In Sara’s telling, dissent is so fundamental to her post-2011 sense of self that her first demonstration was akin to rebirth. The essence of her new identity is her capacity to reject a brutal and corrupt system. The past ten years have battered her optimism in prospects for defeating that system. As long as she retains a capacity to say “no,” however, she remains the person she came to be in and through the Arab Spring.
The second experience is repression. Here, Alaa reflects on his brief imprisonment by the Syrian regime:
The second or third day, I looked around the cell and thought […] these people found some sort of meaning in getting by daily. That’s the explanation I came to after years of thinking about it. There’s a deeper meaning that you find in suffering.
I don’t usually talk about prison. But I’m at a point where I have to. I realize that I have a lot of beliefs and ideas stemming from that very short experience […]
I’m in a place now where I’m happy in my life. But I don’t believe that the point of life is to pursue happiness. It’s to pursue meaning. There’s meaning in family. There’s meaning in love. I personally find responsibility to be very meaningful. Whether it’s in my career or even just talking to a friend who’s going through a hard time.
For Alaa, undergoing state violence during the Arab Spring is a turning point in his awakening to a new sense of purpose. The very process of narrating that experience helps him to understand it in new ways. That understanding, in turn, is integral to who he is and what he does, in ways big and small.
The third experience is displacement.
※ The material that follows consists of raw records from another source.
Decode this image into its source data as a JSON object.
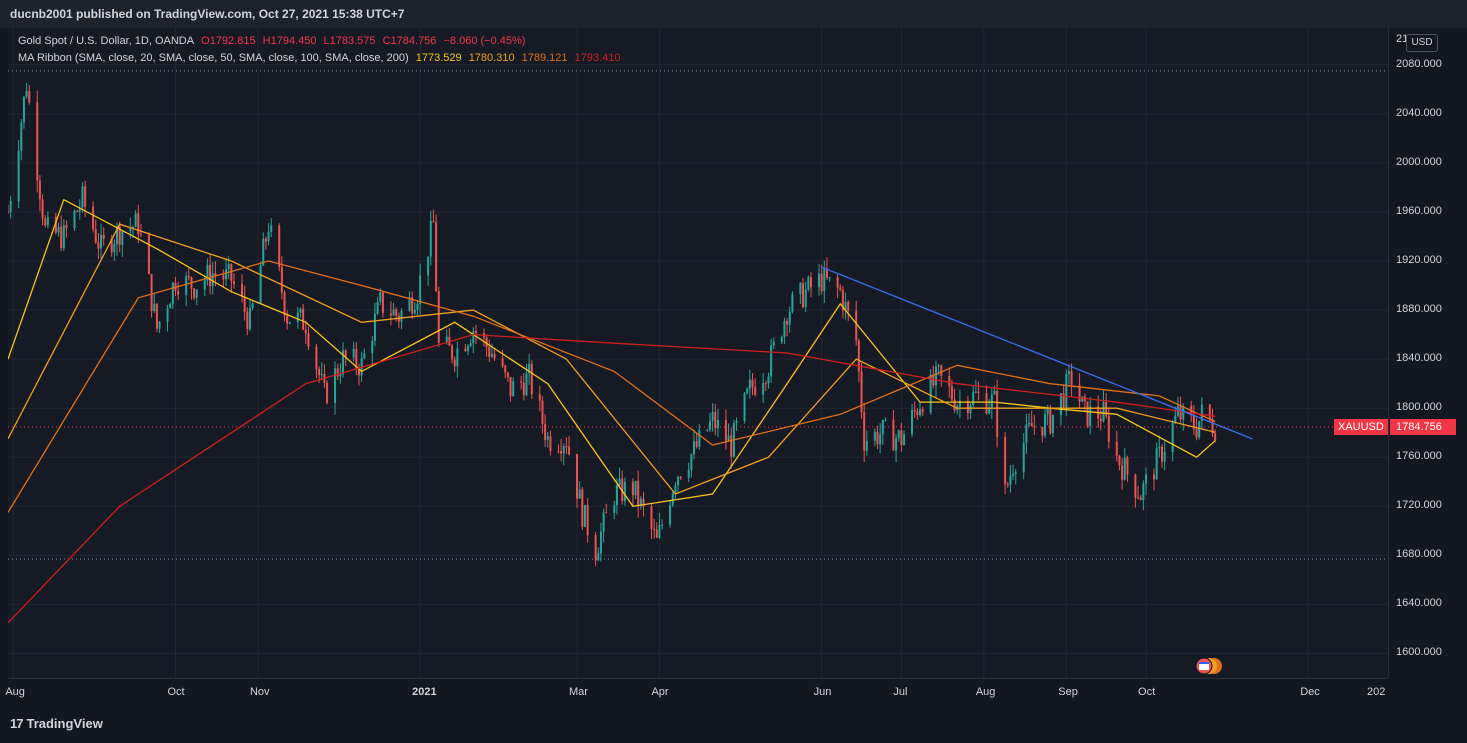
{
  "header": {
    "publisher": "ducnb2001 published on TradingView.com, Oct 27, 2021 15:38 UTC+7"
  },
  "legend": {
    "symbol": "Gold Spot / U.S. Dollar, 1D, OANDA",
    "open": "O1792.815",
    "high": "H1794.450",
    "low": "L1783.575",
    "close": "C1784.756",
    "change": "−8.060 (−0.45%)",
    "ma_label": "MA Ribbon (SMA, close, 20, SMA, close, 50, SMA, close, 100, SMA, close, 200)",
    "ma_values": [
      "1773.529",
      "1780.310",
      "1789.121",
      "1793.410"
    ]
  },
  "axis": {
    "currency": "USD",
    "partial_top": "21",
    "partial_right": "202"
  },
  "price_tag": {
    "symbol": "XAUUSD",
    "value": "1784.756"
  },
  "footer": {
    "brand": "TradingView"
  },
  "colors": {
    "up": "#26a69a",
    "down": "#ef5350",
    "ma20": "#f5c518",
    "ma50": "#f0a020",
    "ma100": "#e0701a",
    "ma200": "#d02020",
    "trend": "#3a6fe8",
    "last": "#f23645"
  },
  "icons": {
    "calendar_events": "economic-events-icon",
    "logo": "tradingview-logo-icon"
  },
  "chart_data": {
    "type": "candlestick",
    "title": "Gold Spot / U.S. Dollar, 1D, OANDA",
    "ylim": [
      1580,
      2110
    ],
    "y_ticks": [
      2080,
      2040,
      2000,
      1960,
      1920,
      1880,
      1840,
      1800,
      1760,
      1720,
      1680,
      1640,
      1600
    ],
    "y_tick_labels": [
      "2080.000",
      "2040.000",
      "2000.000",
      "1960.000",
      "1920.000",
      "1880.000",
      "1840.000",
      "1800.000",
      "1760.000",
      "1720.000",
      "1680.000",
      "1640.000",
      "1600.000"
    ],
    "x_range": [
      "2020-07-30",
      "2021-12-31"
    ],
    "x_ticks": [
      {
        "date": "2020-08-01",
        "label": "Aug"
      },
      {
        "date": "2020-10-01",
        "label": "Oct"
      },
      {
        "date": "2020-11-01",
        "label": "Nov"
      },
      {
        "date": "2021-01-01",
        "label": "2021"
      },
      {
        "date": "2021-03-01",
        "label": "Mar"
      },
      {
        "date": "2021-04-01",
        "label": "Apr"
      },
      {
        "date": "2021-06-01",
        "label": "Jun"
      },
      {
        "date": "2021-07-01",
        "label": "Jul"
      },
      {
        "date": "2021-08-01",
        "label": "Aug"
      },
      {
        "date": "2021-09-01",
        "label": "Sep"
      },
      {
        "date": "2021-10-01",
        "label": "Oct"
      },
      {
        "date": "2021-12-01",
        "label": "Dec"
      }
    ],
    "horizontal_levels": [
      2075,
      1677
    ],
    "last_price": 1784.756,
    "trendline": {
      "start": [
        "2021-06-01",
        1915
      ],
      "end": [
        "2021-11-10",
        1775
      ]
    },
    "closes": [
      [
        "2020-07-30",
        1960
      ],
      [
        "2020-08-06",
        2065
      ],
      [
        "2020-08-13",
        1945
      ],
      [
        "2020-08-20",
        1940
      ],
      [
        "2020-08-27",
        1970
      ],
      [
        "2020-09-03",
        1930
      ],
      [
        "2020-09-10",
        1945
      ],
      [
        "2020-09-17",
        1950
      ],
      [
        "2020-09-24",
        1865
      ],
      [
        "2020-10-01",
        1905
      ],
      [
        "2020-10-08",
        1900
      ],
      [
        "2020-10-15",
        1910
      ],
      [
        "2020-10-22",
        1905
      ],
      [
        "2020-10-29",
        1870
      ],
      [
        "2020-11-05",
        1950
      ],
      [
        "2020-11-12",
        1875
      ],
      [
        "2020-11-19",
        1870
      ],
      [
        "2020-11-26",
        1810
      ],
      [
        "2020-12-03",
        1840
      ],
      [
        "2020-12-10",
        1835
      ],
      [
        "2020-12-17",
        1885
      ],
      [
        "2020-12-24",
        1875
      ],
      [
        "2020-12-31",
        1895
      ],
      [
        "2021-01-06",
        1950
      ],
      [
        "2021-01-08",
        1850
      ],
      [
        "2021-01-14",
        1845
      ],
      [
        "2021-01-21",
        1865
      ],
      [
        "2021-01-28",
        1845
      ],
      [
        "2021-02-04",
        1815
      ],
      [
        "2021-02-11",
        1825
      ],
      [
        "2021-02-18",
        1775
      ],
      [
        "2021-02-25",
        1775
      ],
      [
        "2021-03-03",
        1715
      ],
      [
        "2021-03-08",
        1685
      ],
      [
        "2021-03-15",
        1730
      ],
      [
        "2021-03-22",
        1735
      ],
      [
        "2021-03-31",
        1690
      ],
      [
        "2021-04-07",
        1745
      ],
      [
        "2021-04-14",
        1765
      ],
      [
        "2021-04-21",
        1790
      ],
      [
        "2021-04-28",
        1770
      ],
      [
        "2021-05-05",
        1815
      ],
      [
        "2021-05-12",
        1835
      ],
      [
        "2021-05-19",
        1880
      ],
      [
        "2021-05-26",
        1895
      ],
      [
        "2021-06-01",
        1905
      ],
      [
        "2021-06-08",
        1895
      ],
      [
        "2021-06-14",
        1855
      ],
      [
        "2021-06-17",
        1775
      ],
      [
        "2021-06-24",
        1780
      ],
      [
        "2021-07-01",
        1775
      ],
      [
        "2021-07-08",
        1805
      ],
      [
        "2021-07-15",
        1825
      ],
      [
        "2021-07-22",
        1805
      ],
      [
        "2021-07-29",
        1810
      ],
      [
        "2021-08-05",
        1805
      ],
      [
        "2021-08-09",
        1730
      ],
      [
        "2021-08-12",
        1755
      ],
      [
        "2021-08-19",
        1785
      ],
      [
        "2021-08-26",
        1790
      ],
      [
        "2021-09-03",
        1825
      ],
      [
        "2021-09-08",
        1795
      ],
      [
        "2021-09-15",
        1795
      ],
      [
        "2021-09-20",
        1760
      ],
      [
        "2021-09-29",
        1730
      ],
      [
        "2021-10-06",
        1760
      ],
      [
        "2021-10-13",
        1795
      ],
      [
        "2021-10-20",
        1785
      ],
      [
        "2021-10-22",
        1795
      ],
      [
        "2021-10-27",
        1785
      ]
    ],
    "ma_series": [
      {
        "name": "SMA 20",
        "values": [
          [
            "2020-07-30",
            1840
          ],
          [
            "2020-08-20",
            1970
          ],
          [
            "2020-09-24",
            1930
          ],
          [
            "2020-10-22",
            1895
          ],
          [
            "2020-11-19",
            1870
          ],
          [
            "2020-12-10",
            1830
          ],
          [
            "2021-01-14",
            1870
          ],
          [
            "2021-02-18",
            1820
          ],
          [
            "2021-03-22",
            1720
          ],
          [
            "2021-04-21",
            1730
          ],
          [
            "2021-05-19",
            1820
          ],
          [
            "2021-06-08",
            1885
          ],
          [
            "2021-07-08",
            1805
          ],
          [
            "2021-08-05",
            1805
          ],
          [
            "2021-08-26",
            1800
          ],
          [
            "2021-09-20",
            1795
          ],
          [
            "2021-10-20",
            1760
          ],
          [
            "2021-10-27",
            1773.5
          ]
        ]
      },
      {
        "name": "SMA 50",
        "values": [
          [
            "2020-07-30",
            1775
          ],
          [
            "2020-09-10",
            1950
          ],
          [
            "2020-10-22",
            1920
          ],
          [
            "2020-12-10",
            1870
          ],
          [
            "2021-01-21",
            1880
          ],
          [
            "2021-02-25",
            1840
          ],
          [
            "2021-04-07",
            1730
          ],
          [
            "2021-05-12",
            1760
          ],
          [
            "2021-06-14",
            1840
          ],
          [
            "2021-07-22",
            1800
          ],
          [
            "2021-08-26",
            1800
          ],
          [
            "2021-09-20",
            1800
          ],
          [
            "2021-10-27",
            1780.3
          ]
        ]
      },
      {
        "name": "SMA 100",
        "values": [
          [
            "2020-07-30",
            1715
          ],
          [
            "2020-09-17",
            1890
          ],
          [
            "2020-11-05",
            1920
          ],
          [
            "2020-12-10",
            1900
          ],
          [
            "2021-01-21",
            1875
          ],
          [
            "2021-03-15",
            1830
          ],
          [
            "2021-04-21",
            1770
          ],
          [
            "2021-06-08",
            1795
          ],
          [
            "2021-07-22",
            1835
          ],
          [
            "2021-08-26",
            1820
          ],
          [
            "2021-10-06",
            1810
          ],
          [
            "2021-10-27",
            1789.1
          ]
        ]
      },
      {
        "name": "SMA 200",
        "values": [
          [
            "2020-07-30",
            1625
          ],
          [
            "2020-09-10",
            1720
          ],
          [
            "2020-11-19",
            1820
          ],
          [
            "2021-01-21",
            1860
          ],
          [
            "2021-03-15",
            1853
          ],
          [
            "2021-05-19",
            1845
          ],
          [
            "2021-07-22",
            1820
          ],
          [
            "2021-09-20",
            1805
          ],
          [
            "2021-10-27",
            1793.4
          ]
        ]
      }
    ]
  }
}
Here, Medea considers the imprint of 2011 on how she is navigating exile:
I became who I am because of the revolution. It made me a better human. Before, I was a little conservative. Only interested in small things. Limited. Homophobic. Without this revolution, I was going to be a housewife in Homs, raising my daughter to care about her beauty and find a rich husband.
Now, when my daughter asks my opinion, I tell her: you are free. I try to teach my daughter: Never judge. Especially in Berlin. In Berlin, you can be yourself […] I felt home twice in my life. In Homs, when the revolution started. And here in Berlin.
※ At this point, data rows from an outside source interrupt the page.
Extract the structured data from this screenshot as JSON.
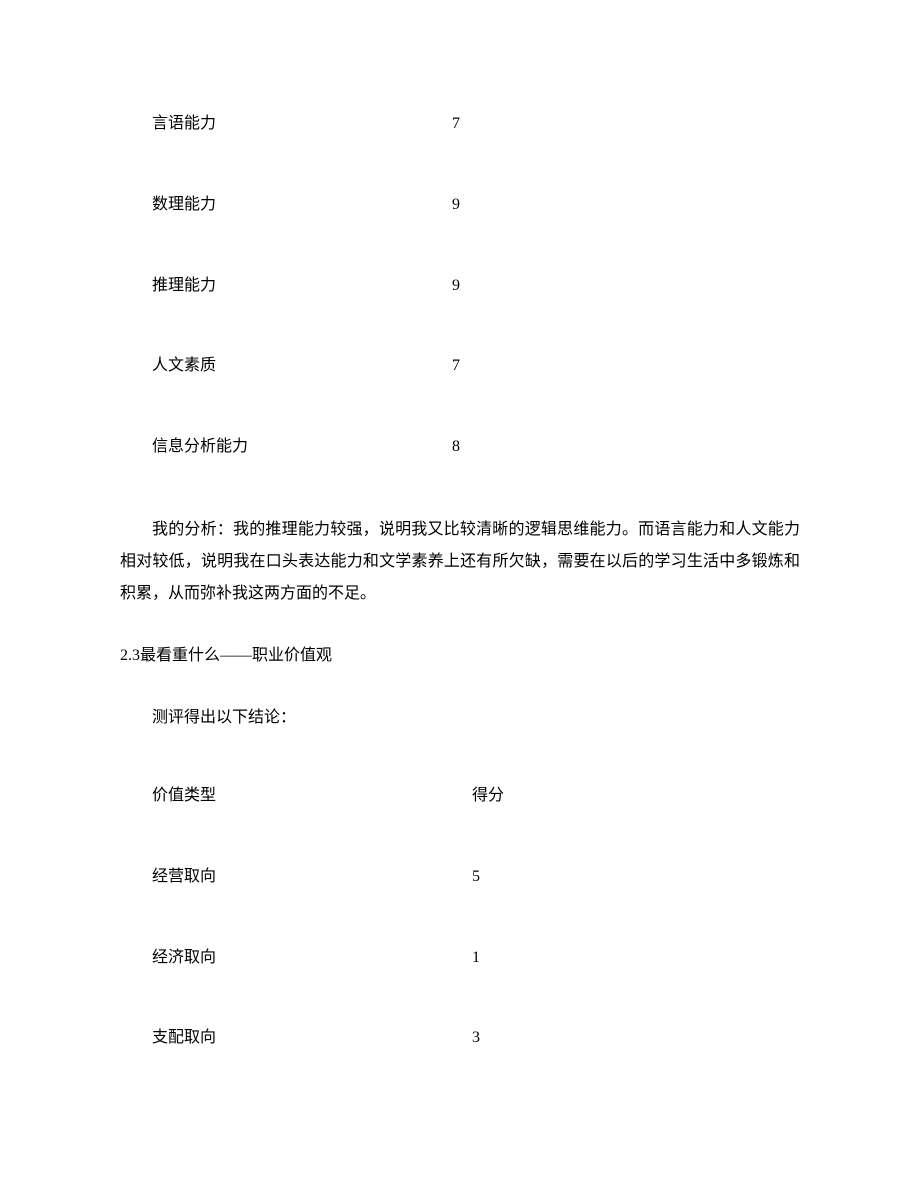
{
  "abilities": {
    "rows": [
      {
        "label": "言语能力",
        "value": "7"
      },
      {
        "label": "数理能力",
        "value": "9"
      },
      {
        "label": "推理能力",
        "value": "9"
      },
      {
        "label": "人文素质",
        "value": "7"
      },
      {
        "label": "信息分析能力",
        "value": "8"
      }
    ]
  },
  "analysis_paragraph": "我的分析：我的推理能力较强，说明我又比较清晰的逻辑思维能力。而语言能力和人文能力相对较低，说明我在口头表达能力和文学素养上还有所欠缺，需要在以后的学习生活中多锻炼和积累，从而弥补我这两方面的不足。",
  "section_heading": "2.3最看重什么——职业价值观",
  "sub_text": "测评得出以下结论：",
  "values_table": {
    "header": {
      "label": "价值类型",
      "score": "得分"
    },
    "rows": [
      {
        "label": "经营取向",
        "score": "5"
      },
      {
        "label": "经济取向",
        "score": "1"
      },
      {
        "label": "支配取向",
        "score": "3"
      }
    ]
  }
}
Medea appreciates Berlin not because it somehow liberated her — contrary to what some Europeans or North Americans might believe. Rather, Berlin offers a space where she can embody the same freedom and authenticity that she discovered in the Syrian revolution. The Arab Spring helped make her the person she is, and it lives on in the person she is raising her daughter to be.
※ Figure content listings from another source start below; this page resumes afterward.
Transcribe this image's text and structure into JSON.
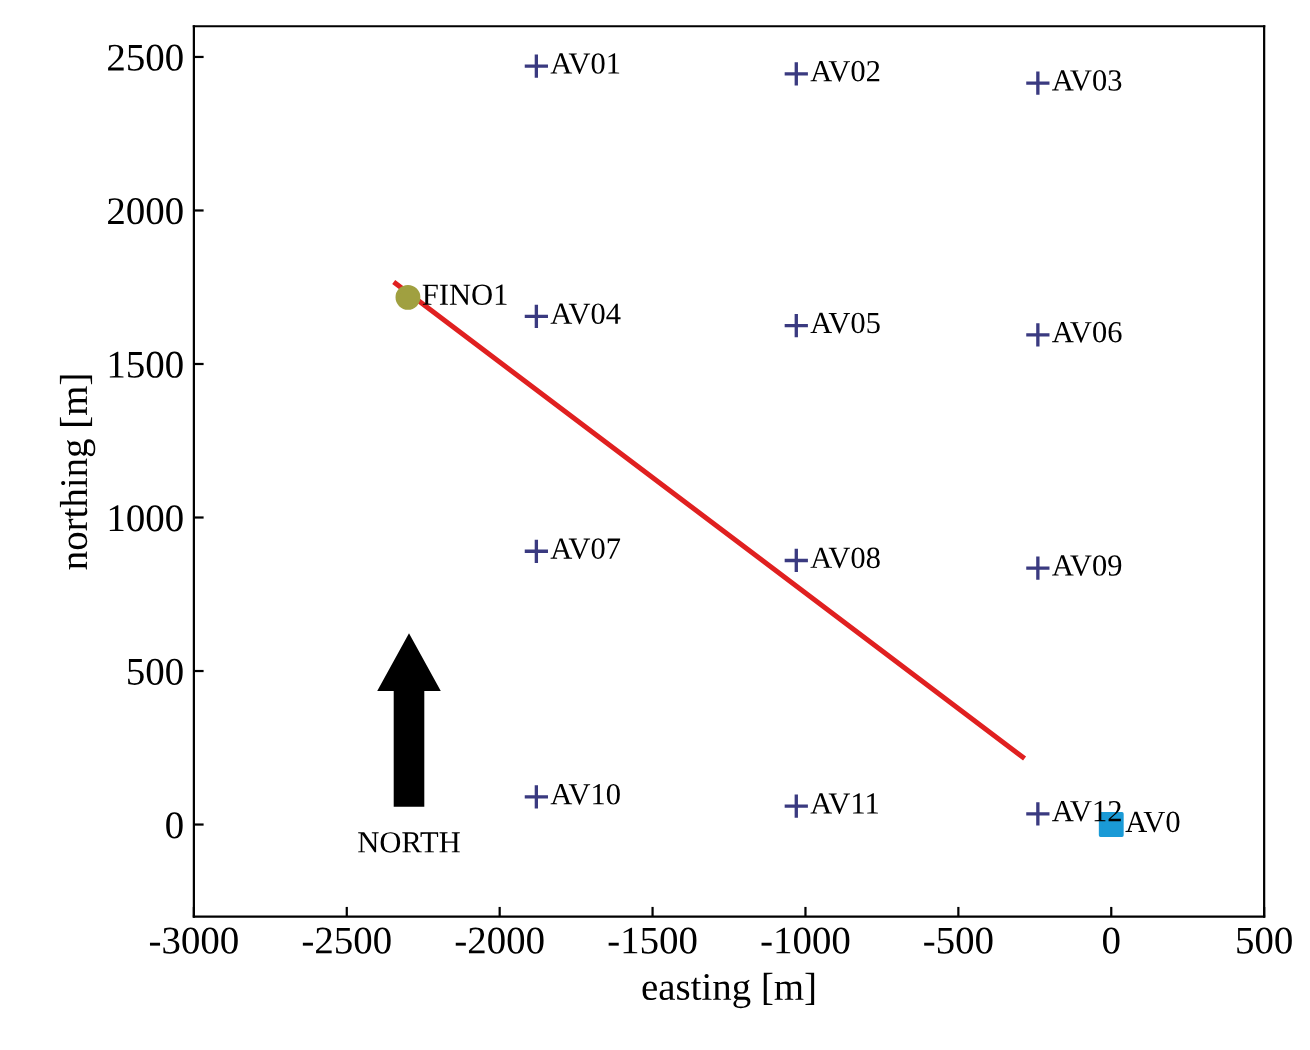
{
  "chart_data": {
    "type": "scatter",
    "xlabel": "easting [m]",
    "ylabel": "northing [m]",
    "xlim": [
      -3000,
      500
    ],
    "xticks": [
      -3000,
      -2500,
      -2000,
      -1500,
      -1000,
      -500,
      0,
      500
    ],
    "ylim": [
      -300,
      2600
    ],
    "yticks": [
      0,
      500,
      1000,
      1500,
      2000,
      2500
    ],
    "grid": false,
    "legend": false,
    "series": [
      {
        "marker": "cross",
        "color": "#3a3a80",
        "x": [
          -1880,
          -1030,
          -240,
          -1880,
          -1030,
          -240,
          -1880,
          -1030,
          -240,
          -1880,
          -1030,
          -240
        ],
        "values": [
          2470,
          2445,
          2415,
          1655,
          1625,
          1595,
          890,
          860,
          835,
          90,
          60,
          35
        ]
      },
      {
        "marker": "circle",
        "color": "#a0a040",
        "x": [
          -2300
        ],
        "values": [
          1717
        ]
      },
      {
        "marker": "square",
        "color": "#1a9ad6",
        "x": [
          0
        ],
        "values": [
          0
        ]
      },
      {
        "type": "line",
        "color": "#e02020",
        "x": [
          -2340,
          -290
        ],
        "values": [
          1762,
          220
        ]
      }
    ],
    "annotations": [
      {
        "text": "AV01",
        "x": -1880,
        "y": 2470
      },
      {
        "text": "AV02",
        "x": -1030,
        "y": 2445
      },
      {
        "text": "AV03",
        "x": -240,
        "y": 2415
      },
      {
        "text": "AV04",
        "x": -1880,
        "y": 1655
      },
      {
        "text": "AV05",
        "x": -1030,
        "y": 1625
      },
      {
        "text": "AV06",
        "x": -240,
        "y": 1595
      },
      {
        "text": "AV07",
        "x": -1880,
        "y": 890
      },
      {
        "text": "AV08",
        "x": -1030,
        "y": 860
      },
      {
        "text": "AV09",
        "x": -240,
        "y": 835
      },
      {
        "text": "AV10",
        "x": -1880,
        "y": 90
      },
      {
        "text": "AV11",
        "x": -1030,
        "y": 60
      },
      {
        "text": "AV12",
        "x": -240,
        "y": 35
      },
      {
        "text": "FINO1",
        "x": -2300,
        "y": 1717
      },
      {
        "text": "AV0",
        "x": 0,
        "y": 0
      },
      "NORTH"
    ]
  }
}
These are just three snapshots among countless examples in every imaginable medium in which people transformed by the Arab Spring give voice to their experiences. They hint at how the revolutions continue to ripple through not only the macro-processes remaking politics in the Middle East, but also the micro-politics of individuals making their way in the world. They also suggest how telling one’s story is no less than forming one’s own identity and insisting on the right to do so. And that remains one of the greatest legacies of 2011, ten years on.